Most statistics on income inequality are very misleading in yet another way. These statistics almost invariably leave out money received as transfers from the government in various programs for low-income people which provide benefits of substantial value for which the recipients pay nothing. Since people in the bottom 20 percent of income recipients receive more than two-thirds of their income from transfer payments, leaving those cash payments out of the statistics greatly exaggerates their poverty–and leaving out in-kind transfers as well, such as subsidized housing, distorts their economic situation even more. In 2001, for example, cash and in-kind payments together accounted for 77.8 percent of the economic resources of people in the bottom 20 percent. In other words, the alarming statistics on their incomes so often cited in the media and by politicians count only 22 percent of the actual economic resources at their disposal.
Given such disparities between the economic reality and the alarming statistics, it is much easier to understand such apparent anomalies as the fact that Americans living below the official poverty level spend far more money than their incomes–as their income is defined in statistical studies. As for stagnation, by 2001 most people defined as poor had possessions once considered part of a middle class lifestyle. Three-quarters of them had air conditioning, which only a third of all Americans had in 1971. Ninety-seven percent had color television, which less than half of all Americans had in 1971. Seventy-three percent owned a microwave, which less than one percent of Americans owned in 1971, and 98 percent of “the poor” had either a videocassette recorder or a DVD player, which no one had in 1971. In addition, 72 percent of “the poor” owned a car or truck. Yet the rhetoric of the “haves” and the “have nots” continues, even in a society where it might be more accurate to refer to the “haves” and the “have lots.”

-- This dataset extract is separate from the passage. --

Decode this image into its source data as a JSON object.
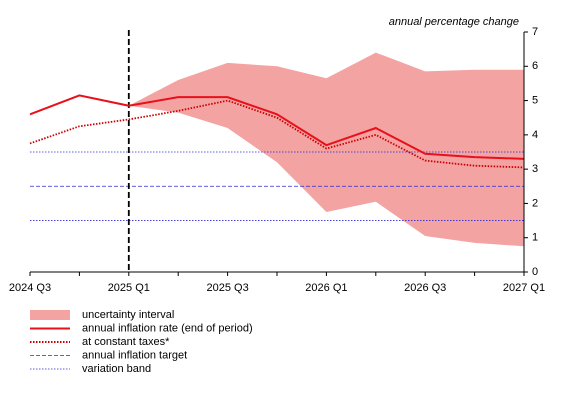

No doubt there are still some genuinely poor people who are genuinely hurting. But they bear little resemblance to most of the millions of people in the often-cited statistics on households in the bottom 20 percent. Much poverty is imported across the southern border of the United States that immigrants cross, legally or illegally, from Mexico. The poverty rate among foreign nationals in the United States is nearly double the national average. Homeless people, some disabled by drugs or mental problems, are another source of many people living in poverty. However, the image of “the working poor” who are “falling behind” as a result of society’s “inequities” bears little resemblance to the situation of most of the people earning the lowest 20 percent of income in the United States. Despite a New York Times columnist’s depiction of people who are “working hard and staying poor” in 2007, Census data from the same year showed the poverty rate among full-time, year-round workers to be 2.5 percent.